I’m trying to come up with a time-integration procedure for the following system -
\frac{\partial c}{\partial t} = D_c \nabla^2 c -\beta c + k\delta(\mathbf{x} - \mathbf{x}_a(t) ) = f(c,\nabla^2c,\mathbf{x}_a) \tag{1}
\frac{d\phi}{dt} = -(\kappa/\gamma_R)\begin{pmatrix}-\sin \phi \\ \cos\phi\end{pmatrix}\cdot\nabla = g(\phi,\nabla c)\tag{2}
\frac{d\mathbf{x}_a(t)}{dt} = v\begin{pmatrix} \cos\phi \\ \sin\phi \end{pmatrix} = h(\phi). \tag{3}
where \mathbf{x}_a(t) is the position of some particle, c is an ambient field and D_c, \beta, k, \kappa, \gamma_R and v are all positive constants.

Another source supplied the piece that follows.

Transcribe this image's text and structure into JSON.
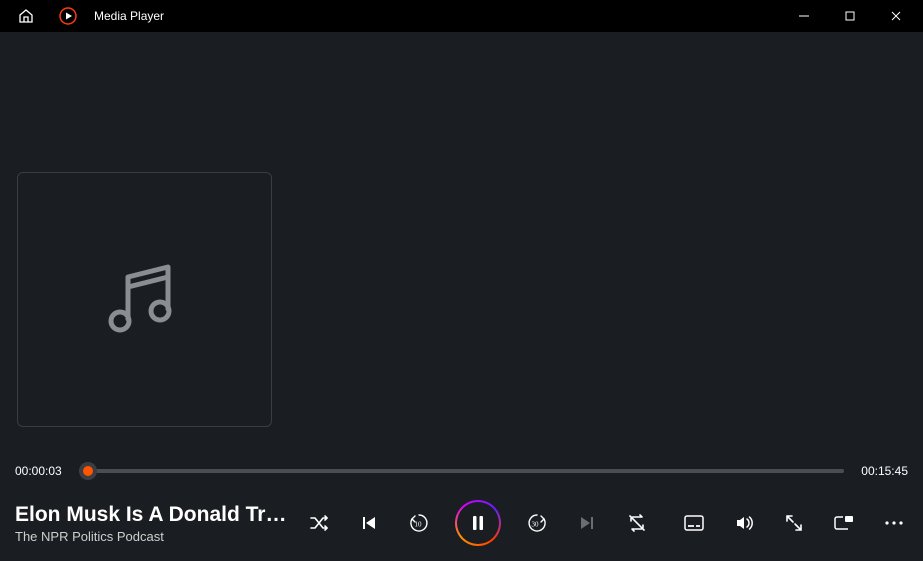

The time-integration is severely-complicated by the presence of the \delta and the nonlinearity in (2). One idea is to use the following pseudo-implicit Euler scheme:
\frac{c^{n+1} - c^n}{dt} = f(c^{n+1},\nabla^2c^{n+1},\mathbf{x}_a^n)
\\
\frac{\phi^{n+1}-\phi^n}{dt} = g(\phi^{n+1},\nabla c^{n+1})
\\
\frac{\mathbf{x}_a^{n+1} - \mathbf{x}_a^{n}}{dt} = h(\phi^{n+1})
however, the fact that I’m using \mathbf{x}_a^n instead of \mathbf{x}_a^{n+1} is a bit suspect and I’m not sure I could guarantee unconditional stability.
Does anyone have any ideas?